I have intense memories of that paper - of the emotion accompanying its composition, not its content - as well as of all my initial adolescent forays into novel-writing, which read like 300 page long Woolf pastiches, full of islands and salt winds, men gazing out to sea in the brunt of salt winds, attics, empty rooms in old vaguely patrician manors (which I had never seen, and still have not), and the sea...

(To those reading this now who hate Woolf with a passion, who find her convoluted, pretentious, vague, excessively and heroically bourgeoise, half-baked, at once sentimental and weirdly cold... I understand. There are few novelists for me more divisive, more taste-reliant, than her, and though I half admit each and every one of these aspects, I love her books with an undying passion).

And so reading Orlando now, after 8 or so years without having touched a book by Woolf, well, the boy comes surging back... How beautiful it is! And how bizarre! Have just traced the pages of the mythical Great Frost, where country boys are weirdly frozen in mid-action throwing stones at frozen and still crows... In its aspect of repressed fantastique, there is a certain magic realism here so much lighter, less winking and irritatingly self-conscious than Marquez...

And its infinitely complex sexuality! Sensuality rather. Both. With the morphing and reshapings of gender, such terms as homosexuality become extraordinarily reductive, unable to describe the synesthaesic interplay of these polyvalent bodies: when Orlando first glimpses Sasha skating so gracefully on the ice, for instance, and is distressed at falling in love with a boy, as only a boy could skate with such gracefulness (we are told), and then the revelation of her femininity, which allows Orlando (socially speaking) to desire her, to fall in love, but which seems  also almost a let-down to him, as if Sasha's initial apparent masculinity had been the pinion of a machinic desire which, though lessened by her female reality, required this reality as its cultural cachet, as the thing allowing the kisses to occur... Thus her femininity required the initial "incorrect" impression of masculinity for her femininity to emerge as an infinitely powerful sexual construct...)

And I haven't even got to the point of the "true" gender change (or so I remember from some half-forgotten articles and the book's back cover which I glimpsed).

Orlando seems at once deeply woolfian and utterly unwoolfian.

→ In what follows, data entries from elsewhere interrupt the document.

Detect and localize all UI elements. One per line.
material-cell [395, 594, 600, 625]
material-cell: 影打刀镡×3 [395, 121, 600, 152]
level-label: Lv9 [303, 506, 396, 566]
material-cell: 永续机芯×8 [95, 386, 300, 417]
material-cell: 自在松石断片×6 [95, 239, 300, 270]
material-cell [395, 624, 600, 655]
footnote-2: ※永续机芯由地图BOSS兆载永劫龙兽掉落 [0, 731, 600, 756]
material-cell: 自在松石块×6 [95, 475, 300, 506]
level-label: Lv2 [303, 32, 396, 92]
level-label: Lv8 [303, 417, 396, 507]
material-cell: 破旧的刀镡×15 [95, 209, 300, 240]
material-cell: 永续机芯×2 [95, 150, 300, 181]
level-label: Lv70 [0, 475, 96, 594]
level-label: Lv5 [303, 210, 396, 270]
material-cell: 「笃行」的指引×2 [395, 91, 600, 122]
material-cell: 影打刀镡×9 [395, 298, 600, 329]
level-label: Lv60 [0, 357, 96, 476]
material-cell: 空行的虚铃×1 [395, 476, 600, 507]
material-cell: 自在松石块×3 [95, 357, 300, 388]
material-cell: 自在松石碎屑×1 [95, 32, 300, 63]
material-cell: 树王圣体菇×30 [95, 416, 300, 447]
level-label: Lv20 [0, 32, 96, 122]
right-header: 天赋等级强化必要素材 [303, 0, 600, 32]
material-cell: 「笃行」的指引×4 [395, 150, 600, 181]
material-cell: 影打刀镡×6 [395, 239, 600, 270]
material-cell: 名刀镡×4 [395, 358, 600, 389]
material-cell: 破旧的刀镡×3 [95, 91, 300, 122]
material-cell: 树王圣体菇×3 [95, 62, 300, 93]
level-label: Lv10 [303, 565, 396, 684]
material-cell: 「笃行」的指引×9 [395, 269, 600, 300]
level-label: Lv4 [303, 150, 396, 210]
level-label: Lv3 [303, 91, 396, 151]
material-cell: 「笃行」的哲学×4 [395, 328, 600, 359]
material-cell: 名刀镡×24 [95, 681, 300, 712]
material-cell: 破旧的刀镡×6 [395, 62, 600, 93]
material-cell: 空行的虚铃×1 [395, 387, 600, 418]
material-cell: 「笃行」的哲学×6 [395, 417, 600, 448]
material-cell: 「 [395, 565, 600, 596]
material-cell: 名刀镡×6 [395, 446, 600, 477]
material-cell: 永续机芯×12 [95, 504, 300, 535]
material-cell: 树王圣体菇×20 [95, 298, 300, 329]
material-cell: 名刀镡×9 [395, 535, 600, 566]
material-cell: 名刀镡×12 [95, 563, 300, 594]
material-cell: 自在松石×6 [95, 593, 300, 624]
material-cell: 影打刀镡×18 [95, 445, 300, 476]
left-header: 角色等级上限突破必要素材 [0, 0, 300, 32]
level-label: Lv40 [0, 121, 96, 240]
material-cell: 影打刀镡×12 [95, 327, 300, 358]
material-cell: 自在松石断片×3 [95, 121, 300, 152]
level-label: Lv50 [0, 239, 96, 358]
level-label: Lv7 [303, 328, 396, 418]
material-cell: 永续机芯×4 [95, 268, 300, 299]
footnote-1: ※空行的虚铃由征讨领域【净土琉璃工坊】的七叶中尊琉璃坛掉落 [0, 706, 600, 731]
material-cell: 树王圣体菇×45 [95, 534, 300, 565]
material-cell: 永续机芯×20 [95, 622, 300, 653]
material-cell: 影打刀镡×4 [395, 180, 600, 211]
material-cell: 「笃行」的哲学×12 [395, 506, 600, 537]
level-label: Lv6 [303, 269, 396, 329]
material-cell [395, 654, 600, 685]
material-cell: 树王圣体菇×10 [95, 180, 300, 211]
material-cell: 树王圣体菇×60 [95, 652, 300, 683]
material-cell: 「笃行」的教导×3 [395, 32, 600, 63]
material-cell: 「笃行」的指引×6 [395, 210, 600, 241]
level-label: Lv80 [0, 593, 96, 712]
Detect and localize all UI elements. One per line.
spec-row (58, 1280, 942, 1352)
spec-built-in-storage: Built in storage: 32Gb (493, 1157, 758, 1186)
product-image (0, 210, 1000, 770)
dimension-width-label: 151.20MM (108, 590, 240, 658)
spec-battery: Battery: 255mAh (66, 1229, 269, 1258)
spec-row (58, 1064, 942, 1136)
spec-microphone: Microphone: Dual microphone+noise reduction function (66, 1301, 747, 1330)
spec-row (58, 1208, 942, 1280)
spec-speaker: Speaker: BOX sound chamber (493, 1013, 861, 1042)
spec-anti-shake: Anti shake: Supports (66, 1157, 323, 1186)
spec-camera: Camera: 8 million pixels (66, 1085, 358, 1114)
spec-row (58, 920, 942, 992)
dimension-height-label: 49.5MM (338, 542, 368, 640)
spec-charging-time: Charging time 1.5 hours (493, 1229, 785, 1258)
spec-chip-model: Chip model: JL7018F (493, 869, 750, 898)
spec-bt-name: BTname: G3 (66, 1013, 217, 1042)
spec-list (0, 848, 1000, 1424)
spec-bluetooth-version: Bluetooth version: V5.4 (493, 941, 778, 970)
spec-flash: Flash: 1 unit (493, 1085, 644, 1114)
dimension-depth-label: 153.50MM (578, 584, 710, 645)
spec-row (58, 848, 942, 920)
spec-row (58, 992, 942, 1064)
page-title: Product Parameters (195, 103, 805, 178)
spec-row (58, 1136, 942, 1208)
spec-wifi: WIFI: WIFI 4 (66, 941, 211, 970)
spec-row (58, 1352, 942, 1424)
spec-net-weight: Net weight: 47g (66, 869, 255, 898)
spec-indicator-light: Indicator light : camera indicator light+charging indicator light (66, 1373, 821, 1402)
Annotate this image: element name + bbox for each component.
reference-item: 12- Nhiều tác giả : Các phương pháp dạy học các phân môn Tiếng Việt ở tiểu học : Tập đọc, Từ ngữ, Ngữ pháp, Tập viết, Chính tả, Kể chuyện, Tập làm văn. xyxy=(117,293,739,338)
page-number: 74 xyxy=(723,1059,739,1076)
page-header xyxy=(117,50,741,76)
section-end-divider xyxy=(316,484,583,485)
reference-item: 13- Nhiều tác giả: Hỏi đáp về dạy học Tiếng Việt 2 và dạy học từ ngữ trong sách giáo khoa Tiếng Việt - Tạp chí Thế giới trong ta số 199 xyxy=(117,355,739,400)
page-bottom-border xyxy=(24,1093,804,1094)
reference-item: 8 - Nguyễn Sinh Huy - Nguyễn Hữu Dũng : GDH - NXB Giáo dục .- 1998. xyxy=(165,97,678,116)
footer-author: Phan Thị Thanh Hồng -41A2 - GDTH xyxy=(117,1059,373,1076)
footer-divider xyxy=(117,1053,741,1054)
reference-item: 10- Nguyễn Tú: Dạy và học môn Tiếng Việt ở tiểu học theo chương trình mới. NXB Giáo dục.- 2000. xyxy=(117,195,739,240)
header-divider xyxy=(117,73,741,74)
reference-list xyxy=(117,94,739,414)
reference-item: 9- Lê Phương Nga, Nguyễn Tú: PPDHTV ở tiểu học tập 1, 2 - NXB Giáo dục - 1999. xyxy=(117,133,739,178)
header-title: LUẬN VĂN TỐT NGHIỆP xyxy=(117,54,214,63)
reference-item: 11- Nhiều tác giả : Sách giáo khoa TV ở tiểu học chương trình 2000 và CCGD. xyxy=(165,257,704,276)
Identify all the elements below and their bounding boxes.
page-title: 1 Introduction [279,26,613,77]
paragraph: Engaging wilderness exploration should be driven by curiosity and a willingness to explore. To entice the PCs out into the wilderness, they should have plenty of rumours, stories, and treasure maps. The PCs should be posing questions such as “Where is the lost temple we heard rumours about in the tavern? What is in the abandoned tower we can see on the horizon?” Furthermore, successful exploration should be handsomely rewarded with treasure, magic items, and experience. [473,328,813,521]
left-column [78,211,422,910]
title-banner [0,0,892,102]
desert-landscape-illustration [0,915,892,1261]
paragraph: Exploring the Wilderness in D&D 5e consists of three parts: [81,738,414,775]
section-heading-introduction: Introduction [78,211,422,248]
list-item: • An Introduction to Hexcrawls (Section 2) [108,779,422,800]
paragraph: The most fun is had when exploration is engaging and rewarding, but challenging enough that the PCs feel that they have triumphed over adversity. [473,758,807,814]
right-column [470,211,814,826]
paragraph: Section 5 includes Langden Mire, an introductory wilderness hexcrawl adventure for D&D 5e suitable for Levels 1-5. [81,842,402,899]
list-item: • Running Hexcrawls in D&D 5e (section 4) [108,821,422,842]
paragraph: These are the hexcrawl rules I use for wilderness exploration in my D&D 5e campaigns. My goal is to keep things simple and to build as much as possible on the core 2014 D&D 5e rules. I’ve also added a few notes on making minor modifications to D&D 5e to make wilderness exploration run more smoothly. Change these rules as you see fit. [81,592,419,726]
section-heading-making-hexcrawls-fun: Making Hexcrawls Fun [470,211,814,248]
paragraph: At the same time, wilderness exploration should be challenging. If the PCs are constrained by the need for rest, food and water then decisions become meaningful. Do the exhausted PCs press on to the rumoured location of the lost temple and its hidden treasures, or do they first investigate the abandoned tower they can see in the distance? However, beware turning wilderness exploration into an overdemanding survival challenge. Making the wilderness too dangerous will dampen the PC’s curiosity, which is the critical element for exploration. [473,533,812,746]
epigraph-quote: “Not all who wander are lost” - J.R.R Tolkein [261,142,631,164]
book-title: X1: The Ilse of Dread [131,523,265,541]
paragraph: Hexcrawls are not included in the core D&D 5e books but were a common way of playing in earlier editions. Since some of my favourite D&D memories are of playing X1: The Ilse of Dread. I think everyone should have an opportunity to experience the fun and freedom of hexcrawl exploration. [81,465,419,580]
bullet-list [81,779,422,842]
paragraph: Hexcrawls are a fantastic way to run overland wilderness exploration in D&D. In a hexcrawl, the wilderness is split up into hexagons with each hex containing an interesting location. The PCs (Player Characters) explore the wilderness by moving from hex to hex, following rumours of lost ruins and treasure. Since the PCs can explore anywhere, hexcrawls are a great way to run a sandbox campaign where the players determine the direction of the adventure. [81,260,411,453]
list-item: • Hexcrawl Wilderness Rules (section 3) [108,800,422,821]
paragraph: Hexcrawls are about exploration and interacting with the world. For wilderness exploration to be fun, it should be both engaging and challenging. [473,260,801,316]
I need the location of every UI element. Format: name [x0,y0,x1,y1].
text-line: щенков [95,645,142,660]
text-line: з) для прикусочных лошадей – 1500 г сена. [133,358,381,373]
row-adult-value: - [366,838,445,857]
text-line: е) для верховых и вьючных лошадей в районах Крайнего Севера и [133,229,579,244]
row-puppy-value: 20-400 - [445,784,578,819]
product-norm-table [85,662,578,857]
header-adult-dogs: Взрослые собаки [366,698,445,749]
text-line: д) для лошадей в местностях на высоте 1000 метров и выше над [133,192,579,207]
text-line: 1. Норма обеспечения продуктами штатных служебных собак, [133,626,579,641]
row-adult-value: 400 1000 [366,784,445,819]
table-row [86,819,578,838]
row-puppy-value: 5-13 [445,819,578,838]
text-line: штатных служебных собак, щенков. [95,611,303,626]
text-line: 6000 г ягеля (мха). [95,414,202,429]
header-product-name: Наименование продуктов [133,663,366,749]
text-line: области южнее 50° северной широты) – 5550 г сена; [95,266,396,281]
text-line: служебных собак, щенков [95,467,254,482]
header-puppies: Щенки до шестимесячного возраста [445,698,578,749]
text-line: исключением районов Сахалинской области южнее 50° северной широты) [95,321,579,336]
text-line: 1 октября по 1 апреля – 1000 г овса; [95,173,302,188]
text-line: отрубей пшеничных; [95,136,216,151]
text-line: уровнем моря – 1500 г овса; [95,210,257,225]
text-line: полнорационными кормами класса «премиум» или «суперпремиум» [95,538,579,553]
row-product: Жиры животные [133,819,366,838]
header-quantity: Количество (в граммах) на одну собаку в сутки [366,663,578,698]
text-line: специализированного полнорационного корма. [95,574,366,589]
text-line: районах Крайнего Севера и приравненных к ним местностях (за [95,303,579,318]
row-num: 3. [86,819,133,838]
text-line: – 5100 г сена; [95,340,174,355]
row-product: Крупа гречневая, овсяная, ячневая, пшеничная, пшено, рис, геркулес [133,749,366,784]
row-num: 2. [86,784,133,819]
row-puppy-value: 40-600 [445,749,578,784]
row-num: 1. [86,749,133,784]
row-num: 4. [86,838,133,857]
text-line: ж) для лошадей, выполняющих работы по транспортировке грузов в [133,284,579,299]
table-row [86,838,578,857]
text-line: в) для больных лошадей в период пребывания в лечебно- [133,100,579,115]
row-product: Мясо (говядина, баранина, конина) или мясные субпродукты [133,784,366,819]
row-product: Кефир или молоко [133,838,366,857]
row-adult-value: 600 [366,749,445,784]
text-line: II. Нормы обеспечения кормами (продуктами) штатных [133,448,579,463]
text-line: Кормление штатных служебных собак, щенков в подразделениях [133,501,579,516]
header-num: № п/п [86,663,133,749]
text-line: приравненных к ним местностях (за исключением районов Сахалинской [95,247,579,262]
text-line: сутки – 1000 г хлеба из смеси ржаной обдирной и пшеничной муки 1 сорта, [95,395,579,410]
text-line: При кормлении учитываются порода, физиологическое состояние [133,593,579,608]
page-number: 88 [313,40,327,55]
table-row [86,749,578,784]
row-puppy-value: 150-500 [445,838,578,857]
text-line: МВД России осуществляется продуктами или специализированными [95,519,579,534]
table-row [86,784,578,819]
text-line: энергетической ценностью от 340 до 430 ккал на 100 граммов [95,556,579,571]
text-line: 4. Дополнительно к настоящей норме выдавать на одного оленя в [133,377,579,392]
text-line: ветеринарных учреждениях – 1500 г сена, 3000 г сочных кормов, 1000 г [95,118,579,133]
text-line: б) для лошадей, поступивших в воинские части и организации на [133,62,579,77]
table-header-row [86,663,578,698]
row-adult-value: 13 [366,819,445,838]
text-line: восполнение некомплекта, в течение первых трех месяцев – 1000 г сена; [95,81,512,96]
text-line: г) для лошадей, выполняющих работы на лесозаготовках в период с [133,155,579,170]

I did not know Woolf could do this. All of this. The fantastique and the morphing corporal realities and  the sex! The goddamn sexiness of the whole thing: all violet ice and blue lace, and the tree roots hard against a shoulder like "the spine of the earth", and a sexiness overcoming hetero and homo divides, into a sex of the earth almost, of infused life living through its own, constantly transformative, desire ...  

I am only 40 pages in.

I will be leaving Orlando in Saint Brieuc, by the sea, taking different books on the train back to Paris. It will be right to read it here on a small and often desolate coast, in a smallish town, in an attempt later to find windy attics and men struggling fiercely against cold Atlantic gales towards an almost invisible island, far off...

Sunday, 18 September 2011

De Retour

And so to Saint Brieuc... And away from the muddy Thames... And the return to Paris after what often felt like exile. Don't get me wrong, the year was fine and all. But back home now among the boulevards. This presence even of the word "home", this little lighthouse, calling for a decade of more, revolving its steady beacon, cooing sirenesque...
Note The Newer Metaphysicals has changed. Change is a fine thing
I'll try to end the silence then... After so many months.